Safety and Efficacy of Zuranolone 50 mg and Need for Repeat Treatment Courses in the Open-label, Phase 3 SHORELINE Study of Adult Patients With Major Depressive Disorder

Abstract: Introduction Zuranolone is a neuroactive steroid and positive allosteric modulator of both synaptic and extrasynaptic GABAA receptors in clinical development as an oral, once-daily, 14-day treatment course for adults with major depressive disorder (MDD). This is an interim analysis of the 50-mg Cohort from the ongoing, open-label, Phase 3 SHORELINE study (NCT03864614), evaluating (in a naturalistic manner) the safety and efficacy of 30-mg/50-mg zuranolone after initial/repeat treatment courses. Methods Adults (18-75 years) with MDD, HAMD-17 total score ≥20, and MADRS score ≥28 receive 30-mg/50-mg zuranolone. HAMD-17 responders (≥50% reduction from baseline) at Day (D) 15 after the first 14-day treatment course can continue in the study.
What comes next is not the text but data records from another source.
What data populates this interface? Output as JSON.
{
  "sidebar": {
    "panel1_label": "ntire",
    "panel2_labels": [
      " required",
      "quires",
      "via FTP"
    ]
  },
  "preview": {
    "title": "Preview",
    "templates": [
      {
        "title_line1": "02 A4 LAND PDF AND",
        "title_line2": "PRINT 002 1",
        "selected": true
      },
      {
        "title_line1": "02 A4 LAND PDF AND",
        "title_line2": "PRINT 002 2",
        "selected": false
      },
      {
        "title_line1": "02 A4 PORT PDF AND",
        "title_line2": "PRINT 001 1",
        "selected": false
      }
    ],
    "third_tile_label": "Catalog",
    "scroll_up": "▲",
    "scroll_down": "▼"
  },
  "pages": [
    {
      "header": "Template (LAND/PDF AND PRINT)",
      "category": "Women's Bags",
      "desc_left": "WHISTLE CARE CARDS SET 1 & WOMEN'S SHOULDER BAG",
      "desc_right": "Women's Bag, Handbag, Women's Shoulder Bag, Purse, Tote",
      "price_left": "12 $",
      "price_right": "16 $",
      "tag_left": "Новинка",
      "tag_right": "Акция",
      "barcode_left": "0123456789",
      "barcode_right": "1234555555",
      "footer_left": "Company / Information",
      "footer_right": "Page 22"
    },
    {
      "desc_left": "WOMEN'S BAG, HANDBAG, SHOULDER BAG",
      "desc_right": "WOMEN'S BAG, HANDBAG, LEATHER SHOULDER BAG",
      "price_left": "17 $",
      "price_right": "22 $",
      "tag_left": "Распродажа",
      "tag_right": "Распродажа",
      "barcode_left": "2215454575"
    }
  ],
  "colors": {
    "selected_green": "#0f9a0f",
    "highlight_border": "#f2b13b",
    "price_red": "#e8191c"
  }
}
The primary endpoint is safety/tolerability. Secondary endpoints include need for repeat treatment courses and change from baseline (CFB) in HAMD-17. Results As of November 2021, the 50-mg Cohort enrolled 199 patients (predominantly female [69.3%]; White [87.9%]). Baseline mean±SD HAMD-17 was 25.1±3.3. Most patients (146/199 [73.4%]) were D15 HAMD-17 responders and continued beyond D28. Mean±SD CFB in HAMD-17 was −16.0±6.0 at D15, −14.6±6.8 at D28, and −14.0±7.2 at D70 (among D15 responders). Of D15 responders, 80/146 (54.8%) received 1 and 116/146 (79.5%) received 1-2 treatment courses through ≤1 year. Most patients with TEAEs reported mild/moderate TEAEs (117/137 [85.4%]). Conclusions Interim data show 50-mg zuranolone was generally well tolerated, with sustained improvements in depressive symptoms through ≤1 year; ≈80% of D15 responders received ≤2 treatment courses. These results support further development of zuranolone for use as an episodic oral treatment for MDD.Short Description: In this interim analysis of the ongoing, open-label, Phase 3, 1-year longitudinal SHORELINE study—designed to evaluate the safety and efficacy of zuranolone in a naturalistic manner—≈80% of patients with MDD receiving a 14-day treatment course of 50-mg zuranolone achieved ≥50% reduction from baseline in HAMD-17 at Day 15, and ≈80% received ≤2 total treatments through ≤1 year. These results support development of zuranolone as an episodic oral treatment for patients with MDD.Name of Sponsoring Organization(s): This study was sponsored by Sage Therapeutics, Inc., and Biogen Inc.